Dans un monde ouvert, que nous appelons de nos vœux, car il est la voie de la solidarité et de la fraternité, la reconstruction passera aussi par une capacité à créer de l’activité et de la richesse sur nos territoires, en privilégiant l’emploi local. La mise en valeur des retombées positives d’une production locale, génératrice d’emplois pérennes et de qualité ancrés dans les territoires, encouragera par ailleurs la consommation durable et soutenable des produits, biens et services sur notre territoire et favorisera le partage de la richesse crée. Le dialogue avec les collectivités locales doit être favorisé pour faire émerger des projets adaptés à chaque territoire et créer des dynamiques locales indispensables aux équilibres territoriaux.

Le rôle des partenaires sociaux est d’agir avec toutes les forces de ce pays, dans le respect de leur indépendance mutuelle.

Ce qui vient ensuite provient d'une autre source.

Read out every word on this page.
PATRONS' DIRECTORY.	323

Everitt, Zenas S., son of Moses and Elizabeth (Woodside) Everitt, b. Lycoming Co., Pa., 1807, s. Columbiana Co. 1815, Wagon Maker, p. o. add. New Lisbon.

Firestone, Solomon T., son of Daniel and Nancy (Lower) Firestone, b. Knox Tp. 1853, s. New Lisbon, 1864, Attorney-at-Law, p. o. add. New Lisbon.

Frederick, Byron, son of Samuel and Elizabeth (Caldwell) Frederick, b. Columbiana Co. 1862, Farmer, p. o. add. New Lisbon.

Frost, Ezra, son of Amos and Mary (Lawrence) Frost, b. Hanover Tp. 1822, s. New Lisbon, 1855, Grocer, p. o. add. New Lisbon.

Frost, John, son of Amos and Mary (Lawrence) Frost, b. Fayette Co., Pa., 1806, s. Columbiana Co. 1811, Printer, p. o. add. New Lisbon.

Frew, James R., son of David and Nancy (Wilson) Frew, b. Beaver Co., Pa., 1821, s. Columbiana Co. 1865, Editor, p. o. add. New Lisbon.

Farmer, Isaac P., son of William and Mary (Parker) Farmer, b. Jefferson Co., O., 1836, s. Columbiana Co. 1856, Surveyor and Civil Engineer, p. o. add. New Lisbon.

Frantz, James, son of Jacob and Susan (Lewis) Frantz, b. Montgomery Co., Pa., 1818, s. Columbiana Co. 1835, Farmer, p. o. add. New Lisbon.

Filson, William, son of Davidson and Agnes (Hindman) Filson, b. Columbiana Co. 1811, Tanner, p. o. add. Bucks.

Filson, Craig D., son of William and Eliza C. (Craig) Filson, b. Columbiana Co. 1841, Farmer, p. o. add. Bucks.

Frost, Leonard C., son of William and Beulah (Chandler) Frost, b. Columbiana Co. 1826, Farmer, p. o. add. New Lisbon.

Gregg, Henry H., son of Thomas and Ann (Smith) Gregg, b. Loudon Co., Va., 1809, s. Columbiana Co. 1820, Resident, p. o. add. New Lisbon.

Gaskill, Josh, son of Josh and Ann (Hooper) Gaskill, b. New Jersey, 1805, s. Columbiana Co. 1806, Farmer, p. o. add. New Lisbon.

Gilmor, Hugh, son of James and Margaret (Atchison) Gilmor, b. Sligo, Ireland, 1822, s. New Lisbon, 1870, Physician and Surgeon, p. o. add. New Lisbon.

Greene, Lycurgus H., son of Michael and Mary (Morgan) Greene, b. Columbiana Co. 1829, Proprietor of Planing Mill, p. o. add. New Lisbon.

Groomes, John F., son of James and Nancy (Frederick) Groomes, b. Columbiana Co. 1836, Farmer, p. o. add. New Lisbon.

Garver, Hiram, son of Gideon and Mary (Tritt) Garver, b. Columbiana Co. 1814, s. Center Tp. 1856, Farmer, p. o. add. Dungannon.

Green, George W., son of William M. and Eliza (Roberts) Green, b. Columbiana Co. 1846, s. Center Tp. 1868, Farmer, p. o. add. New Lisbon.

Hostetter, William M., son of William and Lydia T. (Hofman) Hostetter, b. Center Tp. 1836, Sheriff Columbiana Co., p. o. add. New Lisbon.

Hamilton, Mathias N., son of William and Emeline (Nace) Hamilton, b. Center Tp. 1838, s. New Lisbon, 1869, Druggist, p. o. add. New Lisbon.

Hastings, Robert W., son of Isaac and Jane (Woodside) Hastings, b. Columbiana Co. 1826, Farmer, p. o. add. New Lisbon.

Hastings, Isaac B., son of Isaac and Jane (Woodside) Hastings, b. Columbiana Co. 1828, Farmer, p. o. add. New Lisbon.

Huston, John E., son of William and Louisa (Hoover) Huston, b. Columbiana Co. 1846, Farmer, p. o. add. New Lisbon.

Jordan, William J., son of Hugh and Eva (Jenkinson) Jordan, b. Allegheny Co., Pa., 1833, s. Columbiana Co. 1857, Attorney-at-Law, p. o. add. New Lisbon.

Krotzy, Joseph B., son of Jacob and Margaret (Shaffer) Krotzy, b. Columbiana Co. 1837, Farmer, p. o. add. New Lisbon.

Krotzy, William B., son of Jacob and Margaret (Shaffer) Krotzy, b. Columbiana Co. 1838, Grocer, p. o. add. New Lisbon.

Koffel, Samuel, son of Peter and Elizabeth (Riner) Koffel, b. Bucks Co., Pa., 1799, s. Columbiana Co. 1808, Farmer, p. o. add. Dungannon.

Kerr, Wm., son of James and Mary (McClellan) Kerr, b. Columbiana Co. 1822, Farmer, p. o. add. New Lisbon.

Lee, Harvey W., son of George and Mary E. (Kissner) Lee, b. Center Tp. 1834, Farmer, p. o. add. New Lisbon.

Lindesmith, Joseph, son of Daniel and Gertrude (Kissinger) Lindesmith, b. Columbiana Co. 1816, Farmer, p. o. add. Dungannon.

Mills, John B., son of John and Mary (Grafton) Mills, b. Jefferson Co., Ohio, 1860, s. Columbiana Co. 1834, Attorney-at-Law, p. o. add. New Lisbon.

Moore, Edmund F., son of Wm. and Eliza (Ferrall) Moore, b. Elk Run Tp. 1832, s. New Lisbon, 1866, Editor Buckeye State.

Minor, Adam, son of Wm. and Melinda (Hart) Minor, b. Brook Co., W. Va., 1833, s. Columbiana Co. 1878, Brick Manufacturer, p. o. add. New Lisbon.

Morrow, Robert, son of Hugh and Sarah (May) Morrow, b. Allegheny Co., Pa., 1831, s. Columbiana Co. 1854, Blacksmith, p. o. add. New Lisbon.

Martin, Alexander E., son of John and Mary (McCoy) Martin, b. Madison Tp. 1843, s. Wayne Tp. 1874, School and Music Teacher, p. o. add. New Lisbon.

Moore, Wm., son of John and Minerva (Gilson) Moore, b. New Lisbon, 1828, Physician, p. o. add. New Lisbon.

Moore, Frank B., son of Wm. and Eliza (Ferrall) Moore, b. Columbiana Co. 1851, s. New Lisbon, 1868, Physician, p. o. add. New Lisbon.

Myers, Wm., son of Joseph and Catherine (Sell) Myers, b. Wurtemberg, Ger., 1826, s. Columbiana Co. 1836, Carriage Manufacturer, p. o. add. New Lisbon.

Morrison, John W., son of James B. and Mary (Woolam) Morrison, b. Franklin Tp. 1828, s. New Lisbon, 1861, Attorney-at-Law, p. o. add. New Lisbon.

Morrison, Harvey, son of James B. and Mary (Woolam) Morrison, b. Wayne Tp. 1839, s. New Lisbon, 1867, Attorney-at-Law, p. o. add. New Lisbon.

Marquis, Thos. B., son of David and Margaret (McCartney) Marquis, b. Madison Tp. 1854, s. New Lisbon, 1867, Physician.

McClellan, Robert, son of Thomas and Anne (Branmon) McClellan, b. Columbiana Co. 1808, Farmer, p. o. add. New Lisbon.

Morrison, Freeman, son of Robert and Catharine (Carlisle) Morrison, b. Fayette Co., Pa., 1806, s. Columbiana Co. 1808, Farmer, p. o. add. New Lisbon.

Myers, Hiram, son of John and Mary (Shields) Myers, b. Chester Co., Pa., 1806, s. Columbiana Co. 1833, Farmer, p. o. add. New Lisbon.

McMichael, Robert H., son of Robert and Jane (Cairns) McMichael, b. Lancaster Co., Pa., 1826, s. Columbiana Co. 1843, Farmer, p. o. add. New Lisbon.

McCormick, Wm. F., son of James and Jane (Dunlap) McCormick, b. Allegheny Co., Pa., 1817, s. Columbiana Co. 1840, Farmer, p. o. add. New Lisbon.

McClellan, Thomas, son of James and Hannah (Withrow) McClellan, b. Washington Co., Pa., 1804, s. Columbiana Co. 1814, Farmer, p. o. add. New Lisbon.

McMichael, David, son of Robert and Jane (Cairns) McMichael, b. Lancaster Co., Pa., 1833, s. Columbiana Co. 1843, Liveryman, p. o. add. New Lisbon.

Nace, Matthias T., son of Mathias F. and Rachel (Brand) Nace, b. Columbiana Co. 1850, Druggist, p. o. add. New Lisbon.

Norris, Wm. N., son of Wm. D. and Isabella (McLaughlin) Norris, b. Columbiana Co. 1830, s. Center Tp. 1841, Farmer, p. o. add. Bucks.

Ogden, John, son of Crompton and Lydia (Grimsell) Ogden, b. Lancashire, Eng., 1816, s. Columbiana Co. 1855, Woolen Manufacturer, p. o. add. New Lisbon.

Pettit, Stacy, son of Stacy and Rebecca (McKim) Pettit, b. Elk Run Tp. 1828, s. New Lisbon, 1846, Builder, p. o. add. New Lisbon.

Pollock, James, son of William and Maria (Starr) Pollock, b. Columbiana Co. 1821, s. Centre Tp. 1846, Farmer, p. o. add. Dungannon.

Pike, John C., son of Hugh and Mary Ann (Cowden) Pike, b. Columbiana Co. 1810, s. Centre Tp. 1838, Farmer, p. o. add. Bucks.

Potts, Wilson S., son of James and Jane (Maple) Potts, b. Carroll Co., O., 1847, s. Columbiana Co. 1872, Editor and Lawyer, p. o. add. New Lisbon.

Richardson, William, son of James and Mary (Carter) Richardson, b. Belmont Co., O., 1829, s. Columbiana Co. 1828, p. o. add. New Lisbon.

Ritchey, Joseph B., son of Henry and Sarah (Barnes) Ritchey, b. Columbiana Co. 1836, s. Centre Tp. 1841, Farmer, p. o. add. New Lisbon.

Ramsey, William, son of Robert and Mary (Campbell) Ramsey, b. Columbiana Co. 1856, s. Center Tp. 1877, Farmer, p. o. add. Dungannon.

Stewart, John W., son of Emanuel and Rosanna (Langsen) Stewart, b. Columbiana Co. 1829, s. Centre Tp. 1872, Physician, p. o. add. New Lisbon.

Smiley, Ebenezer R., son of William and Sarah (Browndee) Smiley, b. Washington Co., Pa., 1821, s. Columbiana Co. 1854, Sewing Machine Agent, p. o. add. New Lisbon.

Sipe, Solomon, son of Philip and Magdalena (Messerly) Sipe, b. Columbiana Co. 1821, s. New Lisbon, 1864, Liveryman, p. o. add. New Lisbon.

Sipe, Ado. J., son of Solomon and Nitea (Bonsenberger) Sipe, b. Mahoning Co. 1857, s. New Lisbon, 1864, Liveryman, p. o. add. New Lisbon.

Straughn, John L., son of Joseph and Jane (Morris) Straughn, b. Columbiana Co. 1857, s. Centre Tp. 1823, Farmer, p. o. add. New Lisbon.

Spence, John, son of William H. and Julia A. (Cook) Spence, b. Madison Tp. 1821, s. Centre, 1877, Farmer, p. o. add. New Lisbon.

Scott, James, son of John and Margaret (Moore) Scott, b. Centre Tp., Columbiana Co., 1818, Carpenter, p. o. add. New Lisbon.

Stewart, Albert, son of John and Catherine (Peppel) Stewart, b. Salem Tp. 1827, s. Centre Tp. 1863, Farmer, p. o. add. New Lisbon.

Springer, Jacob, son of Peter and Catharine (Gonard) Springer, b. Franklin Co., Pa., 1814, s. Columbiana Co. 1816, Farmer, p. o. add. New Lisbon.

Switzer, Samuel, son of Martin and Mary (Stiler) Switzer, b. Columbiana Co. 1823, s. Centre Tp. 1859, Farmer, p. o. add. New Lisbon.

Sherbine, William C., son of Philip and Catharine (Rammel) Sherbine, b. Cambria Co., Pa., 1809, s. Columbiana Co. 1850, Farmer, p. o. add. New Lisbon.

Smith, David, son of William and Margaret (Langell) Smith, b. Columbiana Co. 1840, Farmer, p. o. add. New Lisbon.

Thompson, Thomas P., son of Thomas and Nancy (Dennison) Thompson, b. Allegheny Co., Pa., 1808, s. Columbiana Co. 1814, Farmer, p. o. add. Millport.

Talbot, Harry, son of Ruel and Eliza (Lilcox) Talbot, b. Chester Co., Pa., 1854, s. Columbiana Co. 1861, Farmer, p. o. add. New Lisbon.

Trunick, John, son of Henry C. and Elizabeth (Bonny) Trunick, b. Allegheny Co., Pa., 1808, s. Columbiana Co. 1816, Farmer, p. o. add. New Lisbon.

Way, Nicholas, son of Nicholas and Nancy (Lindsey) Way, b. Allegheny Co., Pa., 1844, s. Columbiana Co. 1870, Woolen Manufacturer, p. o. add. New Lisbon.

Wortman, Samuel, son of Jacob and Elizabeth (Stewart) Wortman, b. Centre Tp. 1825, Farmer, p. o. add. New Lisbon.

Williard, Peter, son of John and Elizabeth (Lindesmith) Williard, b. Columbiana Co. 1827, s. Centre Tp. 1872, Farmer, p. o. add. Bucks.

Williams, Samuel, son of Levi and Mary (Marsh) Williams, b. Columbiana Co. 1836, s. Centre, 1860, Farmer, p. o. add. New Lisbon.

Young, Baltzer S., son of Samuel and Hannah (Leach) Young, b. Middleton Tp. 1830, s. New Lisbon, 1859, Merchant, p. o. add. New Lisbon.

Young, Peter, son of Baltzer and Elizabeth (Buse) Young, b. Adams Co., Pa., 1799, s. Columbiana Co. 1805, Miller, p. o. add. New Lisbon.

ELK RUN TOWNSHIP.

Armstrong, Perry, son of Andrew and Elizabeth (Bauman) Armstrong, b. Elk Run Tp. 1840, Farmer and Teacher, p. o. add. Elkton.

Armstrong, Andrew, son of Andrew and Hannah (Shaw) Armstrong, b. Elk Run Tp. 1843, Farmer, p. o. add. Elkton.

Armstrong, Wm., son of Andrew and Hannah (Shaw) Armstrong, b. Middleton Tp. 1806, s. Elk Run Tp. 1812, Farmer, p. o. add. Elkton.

Si les entreprises ont besoin d’être compétitives, souples, réactives, les salariés doivent être mieux formés aux enjeux du futur et protégés face à l’accélération des mutations. Toute refondation du « pacte » entre l’entreprise et les salariés nécessite de tenir la balance égale entre les devoirs des unes et des autres.

L’amélioration de la participation des salariés à la vie des entreprises par la modernisation du dialogue social, l’évolution de la relation employeur-salarié, l’innovation dans ces domaines, sont des enjeux actuels qui relèvent pleinement du rôle des partenaires sociaux. Ceux-ci doivent aussi, le plus largement possible, prendre part aux débats sur la sortie de crise comme sur les grands sujets économiques, sociaux et environnementaux, et agir avec toutes les forces vives pour faire émerger des solutions nouvelles. C’est pourquoi le dialogue national interprofessionnel mais également au niveau européen, doit être relancé.

La pandémie nous interpelle sur le rôle de l’Europe et la mondialisation.

La crise interpelle les pouvoirs publics et les citoyens sur la capacité de l’Europe et de la France à prendre ou à reprendre en mains leur destin économique dans des secteurs stratégiques. La mondialisation de la production et des échanges telle que nous la connaissons a révélé parfois brutalement ses faiblesses. La capacité de résistance, de réaction et d’adaptation du système économique, des entreprises et des organisations de toutes natures est en question face à un évènement de ce type.

Il devient dès lors souhaitable de réfléchir à quel échelon établir ou rétablir une souveraineté protectrice sur des domaines stratégiques à définir. L’échelon européen apparaît comme le plus adapté pour catalyser les énergies, fédérer les politiques qui sont indispensables (santé, alimentation, énergie), en menant des politiques cohérentes sur les ouvertures d’accords commerciaux internationaux et en matière de respect des normes concernant les importations.

En ce moment inédit dans l’histoire récente, nous pensons essentiel de rappeler ensemble que nos organisations, au-delà de la défense des intérêts de leurs membres, ont aussi un rôle à jouer dans l’intérêt général que nul responsable ne peut ignorer. Nous avons des réflexions à partager, des idées à échanger et confronter, des propositions à débattre, des solutions à construire. C’est ainsi que nous contribuerons ensemble à la sortie de crise efficace et juste dont notre société a besoin. Nous affirmons aujourd’hui collectivement notre volonté d’engagement et notre conviction qu’un dialogue renforcé est  l’une des conditions du succès.